Оскар вдруг почувствовал, что ему стало трудно дышать.
— Я чувствую себя ужасно, милый, как будто я действительно бросаю тебя.
— Нет, так будет лучше, — сказал Оскар. — Это сильно ранит, однако лучше так, чем тянуть и лицемерно делать вид, что все продолжается. Давай останемся друзьями.
— Понимаешь, я, возможно, вернусь. Не пори горячку. Не впадай в уныние. Потому что я — это просто я, твоя подружка Клара, понимаешь? Это не судебное решение.
— Лучше чистый разрыв, — твердо сказал он. — Лучше для нас. Для нас обоих.
— Хорошо. Раз ты так хочешь, то, наверное, я понимаю. Прощай, Оскар.
— Все, Клара. Прощай.
Он повесил трубку. Затем с силой швырнул телефон в заросли деревьев.
— Ничего не получается! — заявил он грязному красно-серому закатному небу. — Я ничего не могу поделать!

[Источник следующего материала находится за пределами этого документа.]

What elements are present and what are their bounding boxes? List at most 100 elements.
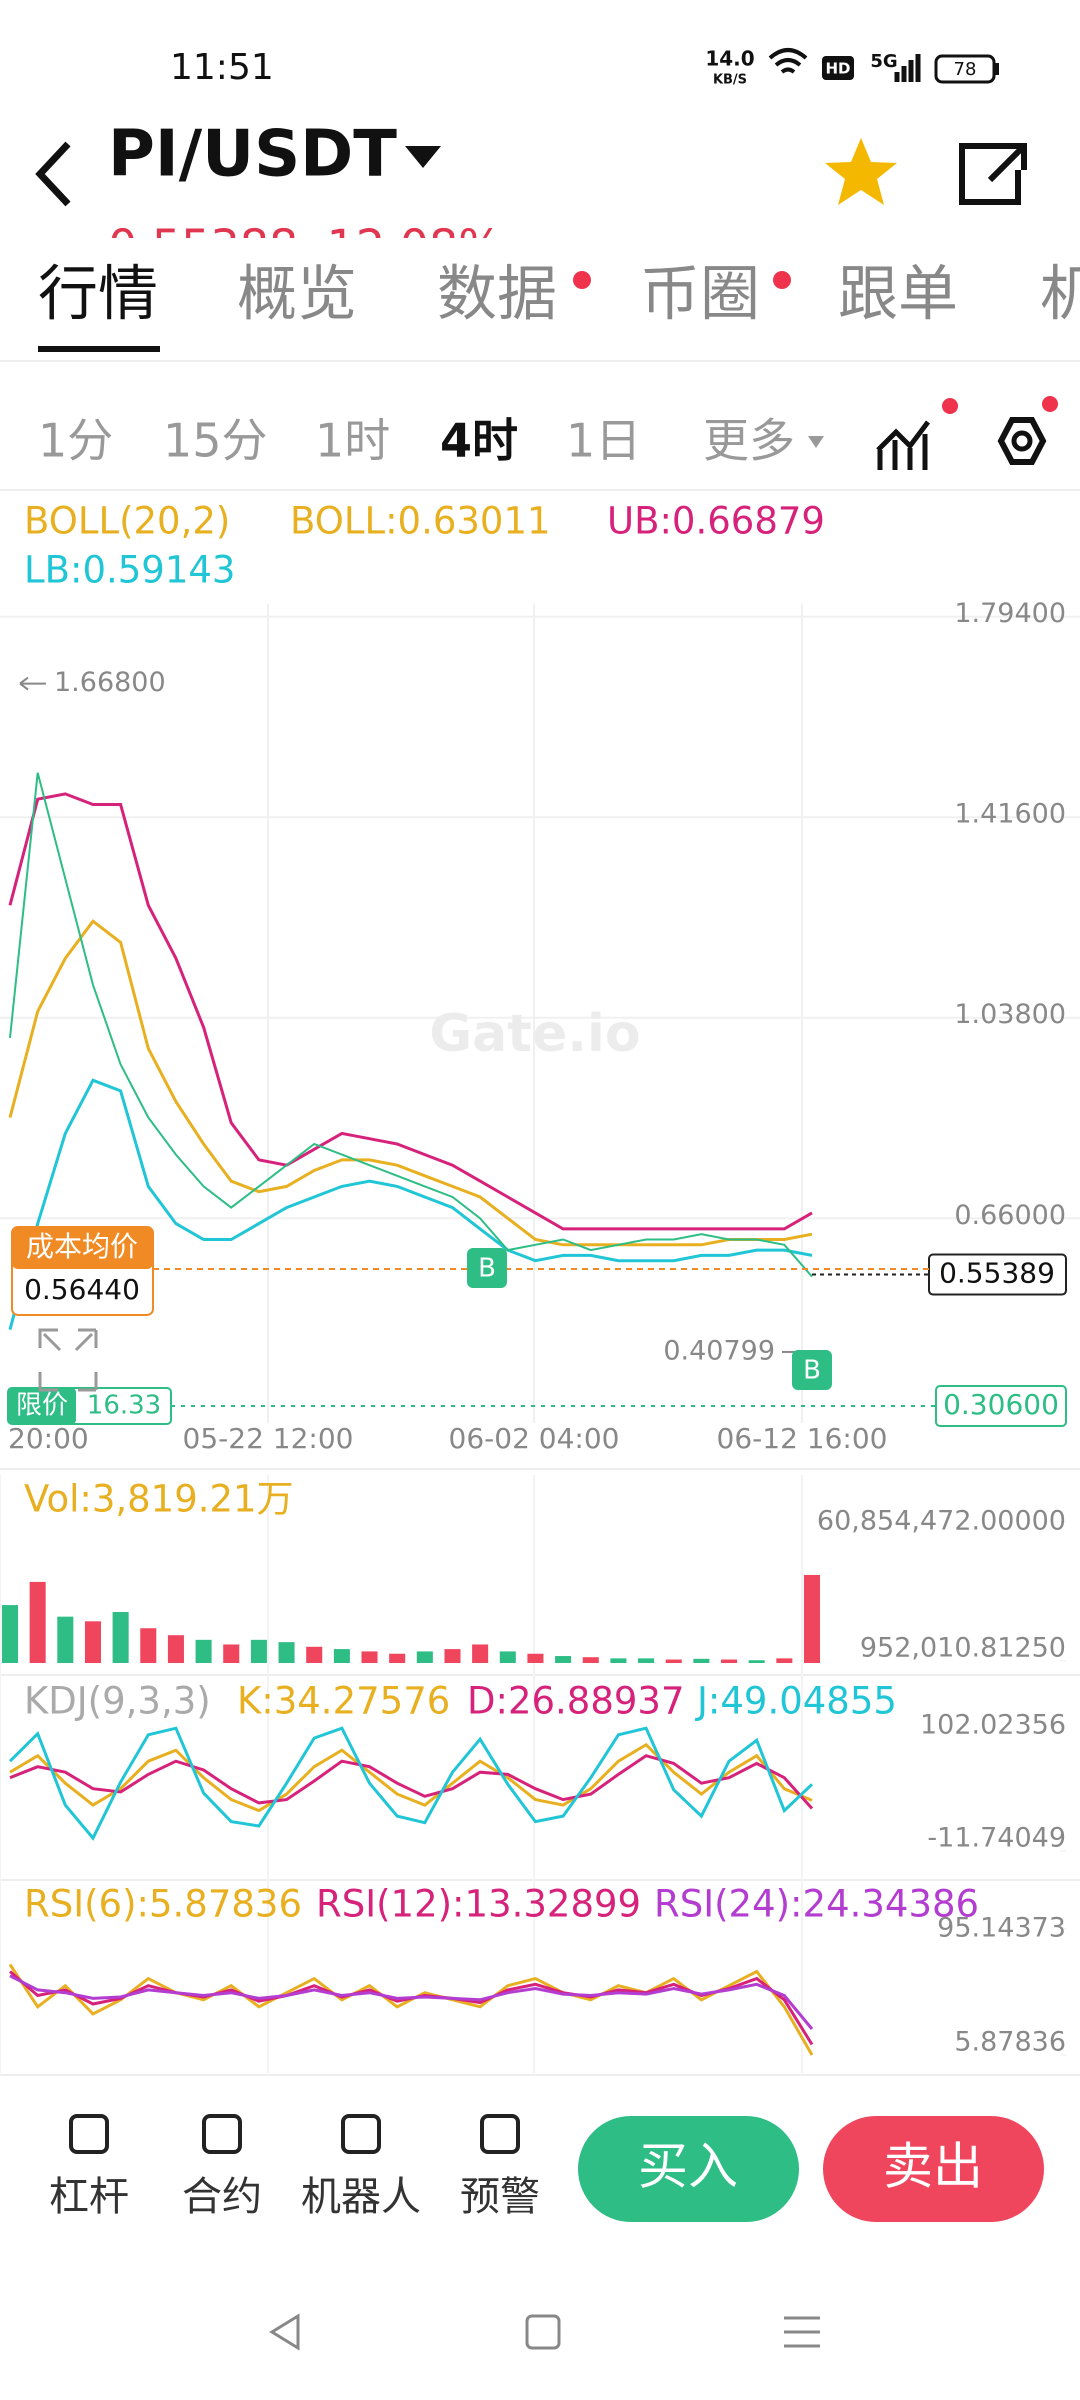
legend-entry: K:34.27576 — [237, 1680, 450, 1723]
legend-entry: LB:0.59143 — [24, 549, 235, 592]
x-tick-label: 05-22 12:00 — [183, 1422, 354, 1455]
y-tick-label: 102.02356 — [920, 1710, 1066, 1741]
indicator-title: KDJ(9,3,3) — [24, 1680, 211, 1723]
volume-bar — [748, 1660, 765, 1663]
buy-marker — [467, 1248, 507, 1288]
y-tick-label: 952,010.81250 — [860, 1632, 1066, 1663]
tab-underline — [38, 346, 160, 352]
volume-bar — [57, 1616, 74, 1663]
limit-title: 限价 — [16, 1391, 68, 1421]
tool-label[interactable]: 预警 — [460, 2174, 540, 2220]
y-tick-label: 1.79400 — [954, 598, 1066, 629]
legend-entry: RSI(12):13.32899 — [316, 1883, 641, 1926]
legend-entry: RSI(6):5.87836 — [24, 1883, 302, 1926]
legend-entry: RSI(24):24.34386 — [654, 1883, 979, 1926]
sell-button[interactable] — [823, 2116, 1044, 2222]
volume-bar — [1, 1605, 19, 1663]
tab-bar: 行情 概览 数据 币圈 跟单 机 — [38, 260, 1080, 330]
interval[interactable]: 更多 — [703, 414, 795, 468]
tool-icon[interactable] — [202, 2114, 242, 2154]
cost-label: 0.56440 — [24, 1273, 140, 1306]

Оскар отодрал кусок ленты с желтой бобины и обмотал вокруг шлакоблока. Затем поводил вокруг ручным сканером, чтобы активировать пленку. Было около часа ночи. Ветер, качавший верхушки высоких черных сосен, был влажным и противным. Погода как нельзя более соответствовала настроению усердно трудящегося Оскара.
— Я — краеугольный камень, — провозгласил шлакоблок.
— Хорошо тебе, — усмехнулся Оскар.
— Я — краеугольный камень. Отнеси меня на пять шагов влево.
Оскар проигнорировал это требование и быстро обмотал лентой другие блоки. Размашисто помахав сканером вокруг них, он оттащил последний в сторону, чтобы приняться за укладку нового уровня.
Стоило только рукам в перчатках прикоснуться к последнему блоку, как тот предупредил:
— Не ставь меня пока. Сначала следует установить краеугольный камень.
— Конечно, — подтвердил Оскар. Строительная система была достаточно изощренной и использовала при работе специализированный словарь. К несчастью, со слухом у системы были проблемы. Маленькие, встроенные в пленку микрофоны были гораздо менее чувствительными, чем миниатюрные спикеры, прикрепленные к лентам. И все же трудно было удержаться от ответов, когда бетонный блок заявлял что-то любезно и авторитетно. Бетонные блоки говорили тоном Франклина Рузвельта.